Dia menyukai dunia penulisan sejak kelas 6 sd. Gemar membaca buku, kapan tepatnya dia lupa. Dia menyukai genre fantasi dan petualangan. Impiannya sewaktu kecil adalah menjadi penjelajah waktu dan berharap bisa berpetualang bersama kakaknya, mencari tahu apakah wolferin memang memilki strata dan klan seperti yang digambarkan buku cerita atau tidak? medengar hal ini, aku membayangkan betapa hangat hubungannya dan Ananta dulu. Bagaimana bisa hubungan itu berubah sekarang ini?

Semakin lama Damar berbicara semakin santai. Aku cukup terkejut mengingat betapa tegang wajahnya tadi. Setelah diperhatikan terdapat satu poin kemiripan dia dengan kakaknya, mereka berdua orang yang gampang menghadapi situasi. 

"Jadi kapan kamu mulai memikirkan ide membuat cerita Orion?"

Damar menunduk tiba-tiba. Entah mengapa dia terdengar mendesah.

Dia kemudian menghadapku kembali memberikan tatapan seolah aku baru saja bertanya pertanyaan paling tidak ingin dijawab seumur hidup. Tentu aku mengetahui ini. Karena tatapannya mirip milik Ananta ketika aku bertanya apakah hubungan kakak-adik itu baik-baik saja. Tapi apa coba hubungan novel dengan semua itu.

"Sekitar kelas 3 SMP," jawabnya.

Aku terperangah. "Wah, hebat. Terus kamu langsung menulisnya? Kamu menulis di buku atau media lain?" 

"Nggak, aku menulis di laptopku dan nggak pernah menunjukkannya pada siapa pun."

Aku menghela nafas. Jawaban Damar menamparku telak, anehnya aku berusaha mempercayai bahwa ada kemungkinan lain di balik itu.

Analisaku mulai bekerja. Antariksa mulai mempublis cerita Orion sekitar setahun yang lalu. Artinya saat Damar baru kelas satu SMK. Nah, ini bisa jadi benang merah yang runtut.

Damar bisa saja menulis dan mengendapkan karyanya sewaktu kelas 3 SMP kemudian mengunggahnya di wattpad sebagai Antariksa saat memasuki SMK. Benar bukan? ya ampun aku menemukan titik terang.

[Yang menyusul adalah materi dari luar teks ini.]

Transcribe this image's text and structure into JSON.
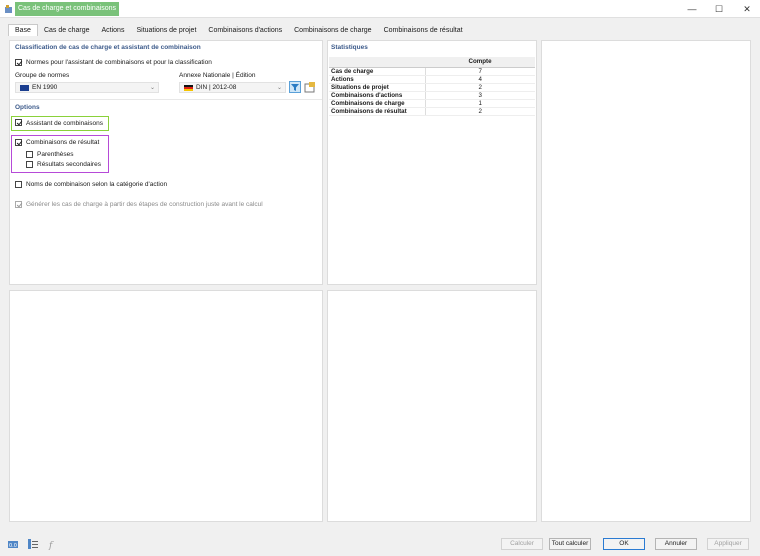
{
  "window": {
    "title": "Cas de charge et combinaisons"
  },
  "tabs": [
    {
      "label": "Base"
    },
    {
      "label": "Cas de charge"
    },
    {
      "label": "Actions"
    },
    {
      "label": "Situations de projet"
    },
    {
      "label": "Combinaisons d'actions"
    },
    {
      "label": "Combinaisons de charge"
    },
    {
      "label": "Combinaisons de résultat"
    }
  ],
  "classification": {
    "title": "Classification de cas de charge et assistant de combinaison",
    "normes_checkbox": "Normes pour l'assistant de combinaisons et pour la classification",
    "groupe_label": "Groupe de normes",
    "groupe_value": "EN 1990",
    "annexe_label": "Annexe Nationale | Édition",
    "annexe_value": "DIN | 2012-08"
  },
  "options": {
    "title": "Options",
    "assistant": "Assistant de combinaisons",
    "combinaisons_resultat": "Combinaisons de résultat",
    "parentheses": "Parenthèses",
    "resultats_secondaires": "Résultats secondaires",
    "noms_combinaison": "Noms de combinaison selon la catégorie d'action",
    "generer": "Générer les cas de charge à partir des étapes de construction juste avant le calcul"
  },
  "statistics": {
    "title": "Statistiques",
    "column_header": "Compte",
    "rows": [
      {
        "name": "Cas de charge",
        "value": "7"
      },
      {
        "name": "Actions",
        "value": "4"
      },
      {
        "name": "Situations de projet",
        "value": "2"
      },
      {
        "name": "Combinaisons d'actions",
        "value": "3"
      },
      {
        "name": "Combinaisons de charge",
        "value": "1"
      },
      {
        "name": "Combinaisons de résultat",
        "value": "2"
      }
    ]
  },
  "buttons": {
    "calculer": "Calculer",
    "tout_calculer": "Tout calculer",
    "ok": "OK",
    "annuler": "Annuler",
    "appliquer": "Appliquer"
  },
  "colors": {
    "accent_green": "#8ad13a",
    "accent_purple": "#b64ad8",
    "title_bg": "#7ac27a",
    "section_title": "#3c5a8a"
  }
}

"Terus gimana ceritanya kamu sampai mengirimkan pada penerbit dan berhasil dibukukan. Apa ada cerita dibalik itu?"

"Nggak ada," ungkapnya.

Aku tertegun sebentar. Kemudian mulai memperjelas jawaban Damar tadi. "Maksudnya kamu langsung mengirim ke penerbit begitu saja?"

Damar menggeleng.

Aku makin mengerutkan kening. Apa-apaan sih dia?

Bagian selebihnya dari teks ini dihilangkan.